Padel dan pickleball kini menjadi primadona baru di dunia olahraga raket Indonesia. Sekilas, keduanya memang tampak serupa karena dimainkan di lapangan yang lebih kecil dibandingkan tenis. Namun, ada perbedaan mendasar pada aturan, karakter permainan, hingga perlengkapan yang wajib diketahui pemula.
Padel adalah olahraga yang berasal dari Meksiko dan sering disebut sebagai perpaduan antara tenis serta squash. Olahraga ini dimainkan berpasangan di lapangan tertutup berdinding kaca. Keunikan padel terletak pada pantulan bola yang bisa mengenai dinding. Sistem skornya pun mengadopsi aturan tenis standar.
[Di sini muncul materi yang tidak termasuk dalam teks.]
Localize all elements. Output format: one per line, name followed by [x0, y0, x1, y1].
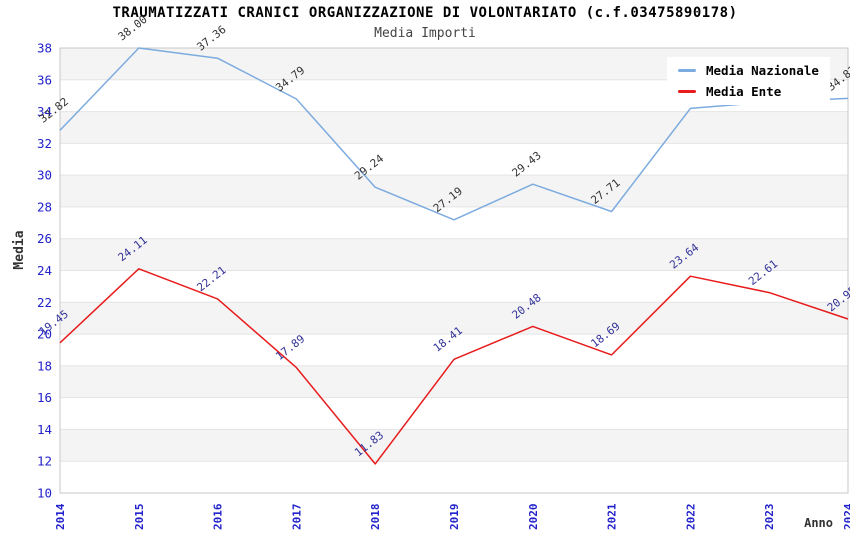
x-tick-label: 2021 — [606, 503, 619, 530]
y-tick-label: 34 — [37, 104, 52, 119]
x-tick-label: 2016 — [212, 503, 225, 530]
y-tick-label: 24 — [37, 263, 52, 278]
y-axis-title: Media — [12, 230, 27, 269]
plot-band — [60, 334, 848, 366]
x-axis-title: Anno — [804, 516, 833, 530]
y-tick-label: 30 — [37, 168, 52, 183]
y-tick-label: 12 — [37, 454, 52, 469]
plot-band — [60, 175, 848, 207]
x-tick-label: 2022 — [684, 504, 697, 531]
plot-band — [60, 397, 848, 430]
legend-item-media-ente: Media Ente — [678, 84, 819, 99]
plot-band — [60, 143, 848, 176]
x-tick-label: 2014 — [54, 503, 67, 530]
x-tick-label: 2024 — [842, 503, 850, 530]
plot-border — [59, 47, 849, 494]
y-tick-label: 32 — [37, 136, 52, 151]
y-tick-label: 10 — [37, 486, 52, 501]
plot-band — [60, 111, 848, 144]
x-tick-label: 2019 — [448, 504, 461, 531]
series-line-media-ente — [59, 268, 849, 465]
series-line-media-nazionale — [59, 47, 849, 221]
legend-item-media-nazionale: Media Nazionale — [678, 63, 819, 78]
y-tick-label: 26 — [37, 231, 52, 246]
y-tick-label: 22 — [37, 295, 52, 310]
plot-band — [60, 270, 848, 303]
y-tick-label: 36 — [37, 72, 52, 87]
plot-band — [60, 238, 848, 271]
chart-title: TRAUMATIZZATI CRANICI ORGANIZZAZIONE DI … — [112, 5, 738, 21]
y-tick-label: 28 — [37, 199, 52, 214]
x-tick-label: 2023 — [763, 504, 776, 531]
legend-label: Media Ente — [706, 84, 782, 99]
legend: Media Nazionale Media Ente — [667, 57, 830, 105]
x-tick-label: 2015 — [133, 504, 146, 531]
data-point-label: 38.00 — [116, 13, 150, 44]
legend-swatch-media-ente-icon — [678, 90, 696, 93]
x-tick-label: 2017 — [290, 504, 303, 531]
x-tick-label: 2018 — [369, 504, 382, 531]
x-tick-label: 2020 — [527, 504, 540, 531]
plot-band — [60, 429, 848, 462]
y-tick-label: 16 — [37, 390, 52, 405]
plot-band — [60, 365, 848, 398]
legend-label: Media Nazionale — [706, 63, 819, 78]
plot-band — [60, 206, 848, 239]
y-tick-label: 38 — [37, 41, 52, 56]
y-tick-label: 18 — [37, 358, 52, 373]
y-tick-label: 14 — [37, 422, 52, 437]
legend-swatch-media-nazionale-icon — [678, 69, 696, 72]
plot-band — [60, 302, 848, 335]
y-tick-label: 20 — [37, 327, 52, 342]
plot-band — [60, 461, 848, 493]
chart-subtitle: Media Importi — [374, 26, 476, 41]
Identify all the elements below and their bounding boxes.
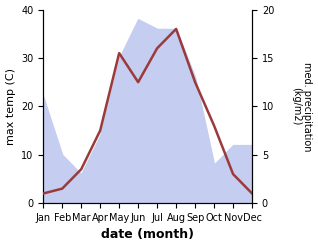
Y-axis label: max temp (C): max temp (C): [5, 68, 16, 145]
X-axis label: date (month): date (month): [101, 228, 194, 242]
Y-axis label: med. precipitation
(kg/m2): med. precipitation (kg/m2): [291, 62, 313, 151]
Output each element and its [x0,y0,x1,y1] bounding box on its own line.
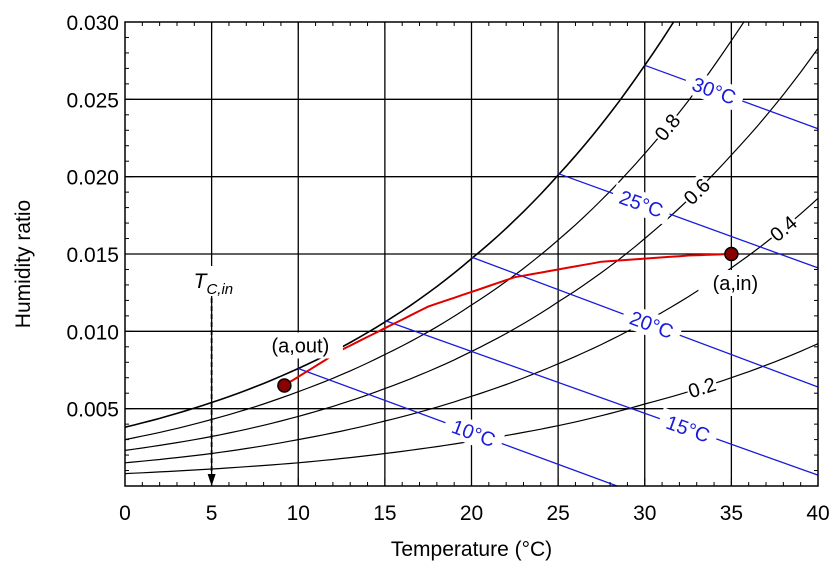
y-tick-label: 0.025 [66,89,119,112]
wet-bulb-label-bg [441,411,506,455]
marker-label-sub: C,in [206,281,233,298]
wet-bulb-label-group: 30°C [681,69,747,113]
x-tick-label: 15 [373,502,396,525]
rh-label-bg [764,210,802,247]
axis-ticks: 0 5 10 15 20 25 30 35 40 0.005 0.010 0.015 0.020 0.02… [66,12,829,525]
wet-bulb-label: 20°C [627,307,677,343]
x-tick-label: 10 [287,502,310,525]
wet-bulb-label-group: 10°C [441,411,506,455]
x-tick-label: 35 [720,502,743,525]
x-axis-label: Temperature (°C) [391,538,552,561]
rh-label-group: 0.8 [649,108,686,146]
x-tick-label: 20 [460,502,483,525]
wet-bulb-label-group: 20°C [619,302,684,347]
x-tick-label: 30 [633,502,656,525]
grid [125,22,818,486]
x-tick-label: 5 [206,502,218,525]
marker-label-bg [189,266,252,296]
y-tick-label: 0.010 [66,321,119,344]
y-tick-label: 0.015 [66,244,119,267]
state-point-marker [724,246,739,262]
state-point-label-bg [257,332,343,359]
x-tick-label: 0 [119,502,131,525]
x-tick-label: 40 [806,502,829,525]
wet-bulb-label-bg [655,407,721,451]
state-points: (a,out) (a,in) [257,246,773,393]
y-tick-label: 0.005 [66,399,119,422]
y-tick-label: 0.030 [66,12,119,35]
wet-bulb-label-bg [619,302,684,347]
wet-bulb-line [557,172,819,269]
rh-curve-1.0 [125,22,675,428]
rh-label-bg [678,172,716,210]
wet-bulb-label-group: 25°C [608,182,674,226]
state-point-label: (a,in) [713,273,759,295]
wet-bulb-label: 15°C [663,412,712,448]
rh-label-group: 0.2 [684,372,720,403]
rh-label-group: 0.4 [764,210,802,247]
rh-label-bg [649,108,686,146]
temperature-marker: TC,in [189,266,252,486]
wet-bulb-label: 10°C [448,416,498,452]
rh-label-group: 0.6 [678,172,716,210]
wet-bulb-label: 25°C [616,187,666,223]
rh-label-0.6: 0.6 [680,174,715,209]
y-tick-label: 0.020 [66,167,119,190]
wet-bulb-label-bg [608,182,674,226]
plot-frame [124,21,819,487]
wet-bulb-label-group: 15°C [655,407,721,451]
wet-bulb-line [384,319,819,476]
state-point-marker [277,378,292,393]
x-tick-label: 25 [546,502,569,525]
wet-bulb-label-bg [681,69,747,113]
state-point-label-bg [698,270,773,296]
rh-label-bg [684,372,720,403]
y-axis-label: Humidity ratio [12,200,35,328]
state-point-label: (a,out) [271,335,329,357]
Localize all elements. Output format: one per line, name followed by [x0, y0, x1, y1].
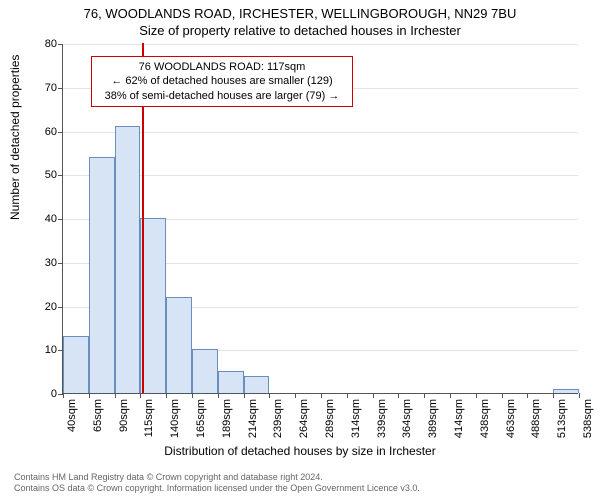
x-tick-label: 189sqm	[221, 399, 233, 438]
histogram-bar	[166, 297, 192, 393]
x-tick-mark	[63, 393, 64, 398]
x-tick-label: 140sqm	[169, 399, 181, 438]
histogram-bar	[140, 218, 166, 393]
x-tick-label: 314sqm	[350, 399, 362, 438]
histogram-bar	[192, 349, 218, 393]
footer-line2: Contains OS data © Crown copyright. Info…	[14, 483, 420, 494]
x-tick-label: 239sqm	[272, 399, 284, 438]
y-axis-label: Number of detached properties	[8, 55, 22, 220]
x-tick-label: 364sqm	[401, 399, 413, 438]
annotation-line: 76 WOODLANDS ROAD: 117sqm	[98, 60, 346, 74]
x-tick-label: 90sqm	[118, 399, 130, 432]
x-tick-mark	[527, 393, 528, 398]
x-tick-label: 289sqm	[324, 399, 336, 438]
x-tick-label: 488sqm	[530, 399, 542, 438]
annotation-callout: 76 WOODLANDS ROAD: 117sqm← 62% of detach…	[91, 56, 353, 107]
x-tick-label: 65sqm	[92, 399, 104, 432]
x-tick-mark	[89, 393, 90, 398]
x-tick-mark	[166, 393, 167, 398]
x-tick-mark	[192, 393, 193, 398]
x-tick-mark	[115, 393, 116, 398]
x-tick-mark	[373, 393, 374, 398]
plot-area: 0102030405060708040sqm65sqm90sqm115sqm14…	[62, 44, 578, 394]
x-tick-label: 339sqm	[376, 399, 388, 438]
title-subtitle: Size of property relative to detached ho…	[0, 21, 600, 38]
x-tick-label: 463sqm	[505, 399, 517, 438]
x-tick-mark	[269, 393, 270, 398]
x-tick-mark	[476, 393, 477, 398]
annotation-line: ← 62% of detached houses are smaller (12…	[98, 74, 346, 88]
x-tick-label: 414sqm	[453, 399, 465, 438]
x-tick-mark	[579, 393, 580, 398]
chart-container: 76, WOODLANDS ROAD, IRCHESTER, WELLINGBO…	[0, 0, 600, 500]
x-tick-label: 264sqm	[298, 399, 310, 438]
x-tick-mark	[424, 393, 425, 398]
x-tick-mark	[450, 393, 451, 398]
x-tick-label: 513sqm	[556, 399, 568, 438]
x-tick-mark	[295, 393, 296, 398]
x-tick-mark	[218, 393, 219, 398]
annotation-line: 38% of semi-detached houses are larger (…	[98, 89, 346, 103]
x-tick-mark	[398, 393, 399, 398]
x-tick-mark	[553, 393, 554, 398]
x-tick-label: 438sqm	[479, 399, 491, 438]
x-tick-label: 389sqm	[427, 399, 439, 438]
histogram-bar	[63, 336, 89, 393]
x-tick-mark	[347, 393, 348, 398]
x-tick-label: 538sqm	[582, 399, 594, 438]
x-tick-label: 214sqm	[247, 399, 259, 438]
footer-attribution: Contains HM Land Registry data © Crown c…	[14, 472, 420, 495]
histogram-bar	[244, 376, 270, 394]
histogram-bar	[115, 126, 141, 393]
x-tick-mark	[244, 393, 245, 398]
histogram-bar	[553, 389, 579, 393]
x-tick-mark	[502, 393, 503, 398]
x-tick-label: 115sqm	[143, 399, 155, 437]
x-tick-mark	[321, 393, 322, 398]
gridline	[63, 44, 578, 45]
histogram-bar	[218, 371, 244, 393]
x-tick-label: 40sqm	[66, 399, 78, 432]
x-tick-label: 165sqm	[195, 399, 207, 438]
x-axis-label: Distribution of detached houses by size …	[0, 444, 600, 458]
footer-line1: Contains HM Land Registry data © Crown c…	[14, 472, 420, 483]
title-address: 76, WOODLANDS ROAD, IRCHESTER, WELLINGBO…	[0, 0, 600, 21]
x-tick-mark	[140, 393, 141, 398]
histogram-bar	[89, 157, 115, 393]
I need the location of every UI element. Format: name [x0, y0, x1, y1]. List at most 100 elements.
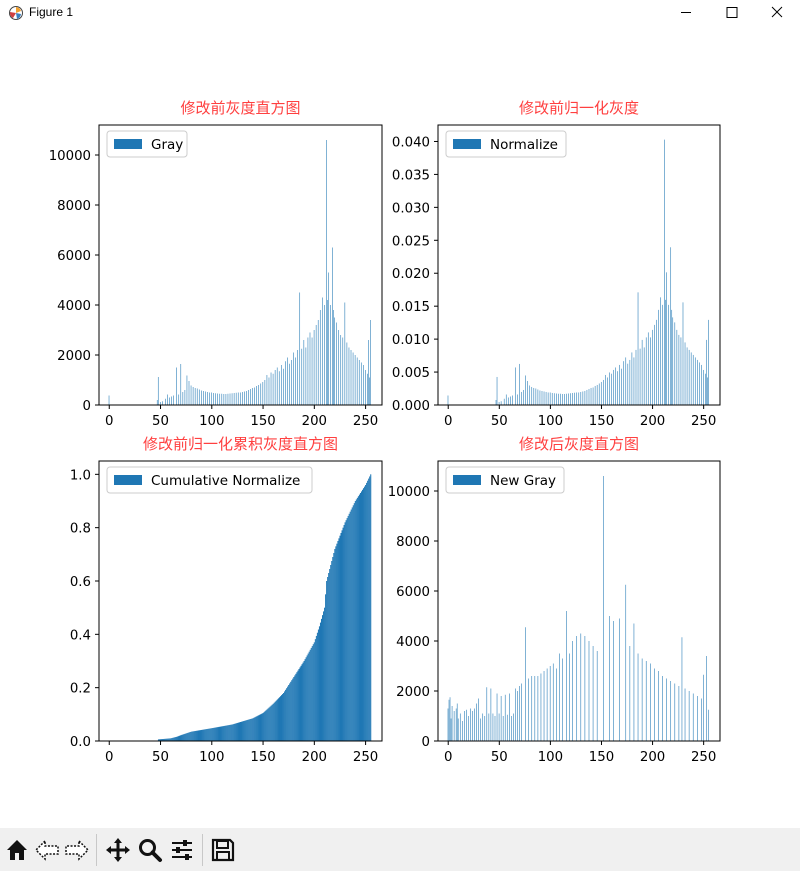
- histogram-bar: [576, 392, 578, 405]
- histogram-bar: [348, 513, 350, 741]
- histogram-bar: [283, 693, 285, 741]
- histogram-bar: [226, 725, 228, 741]
- window-title: Figure 1: [29, 5, 74, 19]
- legend-label: Normalize: [490, 137, 558, 153]
- histogram-bar: [187, 732, 189, 741]
- histogram-bar: [645, 661, 647, 741]
- x-tick-label: 250: [691, 750, 716, 765]
- histogram-bar: [160, 402, 161, 405]
- histogram-bar: [221, 393, 223, 405]
- histogram-bar: [173, 737, 175, 741]
- histogram-bar: [478, 698, 479, 741]
- histogram-bar: [549, 392, 551, 405]
- histogram-bar: [285, 361, 286, 405]
- histogram-bar: [333, 310, 334, 405]
- histogram-bar: [242, 392, 243, 405]
- histogram-bar: [292, 678, 294, 741]
- histogram-bar: [305, 657, 307, 741]
- histogram-bar: [344, 522, 346, 741]
- histogram-bar: [229, 393, 231, 405]
- histogram-bar: [660, 297, 661, 405]
- histogram-bar: [157, 377, 159, 405]
- histogram-bar: [449, 697, 451, 741]
- histogram-bar: [688, 691, 690, 741]
- x-tick-label: 150: [589, 414, 614, 429]
- histogram-bar: [297, 350, 298, 405]
- back-arrow-icon[interactable]: [33, 836, 61, 864]
- x-tick-label: 50: [152, 750, 169, 765]
- histogram-bar: [223, 725, 225, 741]
- histogram-bar: [272, 373, 274, 405]
- forward-arrow-icon[interactable]: [63, 836, 91, 864]
- histogram-bar: [337, 541, 339, 741]
- y-tick-label: 8000: [57, 199, 91, 214]
- figure-canvas[interactable]: 0 50 100 150 200 2500200040006000800010000修改前…: [0, 26, 800, 828]
- histogram-bar: [592, 646, 594, 741]
- maximize-button[interactable]: [710, 0, 756, 26]
- zoom-magnifier-icon[interactable]: [136, 836, 164, 864]
- histogram-bar: [654, 324, 655, 405]
- histogram-bar: [367, 480, 369, 741]
- y-tick-label: 0.035: [392, 168, 430, 183]
- histogram-bar: [498, 402, 500, 405]
- histogram-bar: [553, 393, 555, 405]
- histogram-bar: [681, 637, 683, 741]
- histogram-bar: [271, 704, 273, 741]
- pan-move-icon[interactable]: [104, 836, 132, 864]
- histogram-bar: [301, 664, 303, 741]
- histogram-bar: [325, 594, 327, 741]
- histogram-bar: [498, 713, 500, 741]
- histogram-bar: [365, 370, 366, 405]
- y-tick-label: 8000: [396, 535, 430, 550]
- histogram-bar: [451, 706, 453, 741]
- histogram-bar: [291, 360, 292, 405]
- close-button[interactable]: [754, 0, 800, 26]
- histogram-bar: [317, 629, 319, 741]
- histogram-bar: [194, 388, 196, 405]
- save-floppy-icon[interactable]: [209, 836, 237, 864]
- histogram-bar: [275, 700, 277, 741]
- histogram-bar: [200, 730, 202, 741]
- histogram-bar: [456, 703, 458, 741]
- histogram-bar: [252, 388, 253, 405]
- histogram-bar: [582, 391, 584, 405]
- histogram-bar: [204, 729, 206, 741]
- histogram-bar: [350, 509, 352, 741]
- histogram-bar: [286, 688, 288, 741]
- histogram-bar: [359, 493, 361, 741]
- histogram-bar: [322, 615, 324, 741]
- histogram-bar: [301, 348, 303, 405]
- configure-subplots-icon[interactable]: [168, 836, 196, 864]
- home-icon[interactable]: [3, 836, 31, 864]
- histogram-bar: [697, 696, 698, 741]
- histogram-bar: [641, 339, 643, 405]
- axes-frame: [98, 124, 383, 406]
- histogram-bar: [584, 636, 586, 741]
- histogram-bar: [515, 688, 516, 741]
- histogram-bar: [521, 391, 522, 405]
- histogram-bar: [556, 393, 557, 405]
- histogram-bar: [233, 723, 235, 741]
- histogram-bar: [196, 388, 198, 405]
- histogram-bar: [658, 309, 659, 405]
- histogram-bar: [365, 485, 367, 741]
- histogram-bar: [180, 364, 182, 405]
- histogram-bar: [258, 385, 259, 405]
- histogram-bar: [528, 678, 529, 741]
- histogram-bar: [223, 394, 225, 405]
- histogram-bar: [347, 515, 349, 741]
- histogram-bar: [543, 671, 545, 741]
- histogram-bar: [588, 388, 590, 405]
- histogram-bar: [266, 375, 268, 405]
- histogram-bar: [358, 494, 360, 741]
- bars-group: [447, 476, 709, 741]
- histogram-bar: [512, 395, 513, 405]
- histogram-bar: [185, 733, 187, 741]
- histogram-bar: [222, 726, 224, 741]
- histogram-bar: [182, 734, 184, 741]
- minimize-button[interactable]: [664, 0, 710, 26]
- histogram-bar: [227, 393, 229, 405]
- histogram-bar: [160, 739, 162, 741]
- histogram-bar: [176, 736, 178, 741]
- histogram-bar: [175, 737, 177, 741]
Di sisi lain, pickleball merupakan perpaduan antara tenis, bulu tangkis, dan tenis meja. Olahraga ini menggunakan bola plastik berlubang atau wiffle ball di lapangan seukuran lapangan bulu tangkis dengan net yang lebih rendah. Karena aturannya sederhana, pickleball sangat digemari oleh berbagai kelompok usia.
Pemilihan raket menjadi kunci utama kenyamanan bermain. Raket padel dirancang tebal dan berat dengan lubang di permukaannya untuk menghasilkan tenaga maksimal. Beratnya berkisar antara 270 hingga 345 gram. Menurut Marco Duarte dari Play Padel Singapore, kualitas raket premium biasanya menggunakan serat karbon 12K atau 18K yang lebih tahan lama serta memiliki sistem anti-getaran untuk melindungi sendi pemain.
Sementara itu, raket pickleball lebih ringan dan dioptimalkan untuk akurasi serta refleks cepat. Dominik Kuhn dari Pickleball Corner Singapore menjelaskan bahwa raket pickleball terbagi menjadi tiga kategori yakni tenaga, kontrol, dan keseimbangan. Untuk pemula, raket tipe seimbang berbahan polimer dengan berat sekitar 224 hingga 235 gram sudah sangat memadai.
Perbedaan juga terletak pada bola yang digunakan. Bola padel lebih kecil dengan tekanan lebih rendah dibanding bola tenis untuk menjaga reli tetap panjang. Sedangkan bola pickleball dibedakan berdasarkan lokasi bermain. Bola untuk luar ruangan lebih keras dan berat dengan 40 lubang kecil, sementara bola dalam ruangan lebih ringan dan lembut dengan 26 lubang besar.
Aspek lapangan pun tidak bisa disepelekan. Lapangan pickleball idealnya menggunakan lantai akrilik agar bola tidak mudah tergelincir. Sebaliknya, lapangan padel biasanya menggunakan rumput sintetis dengan taburan pasir silika untuk memastikan pantulan bola optimal serta menjaga keamanan lutut pemain.
Terakhir, hindari menggunakan sepatu lari untuk kedua olahraga ini. Lim Ee Kiong dari Asosiasi Pickleball Singapura menegaskan bahwa pemain wajib menggunakan sepatu khusus lapangan yang memiliki stabilitas tinggi untuk gerakan menyamping. Sepatu tenis atau bulu tangkis adalah pilihan yang sangat disarankan guna mencegah risiko cedera pergelangan kaki. Memahami detail peralatan ini bukan hanya soal estetika, tetapi investasi penting agar performa di lapangan maksimal dan tubuh tetap terjaga dari risiko cedera.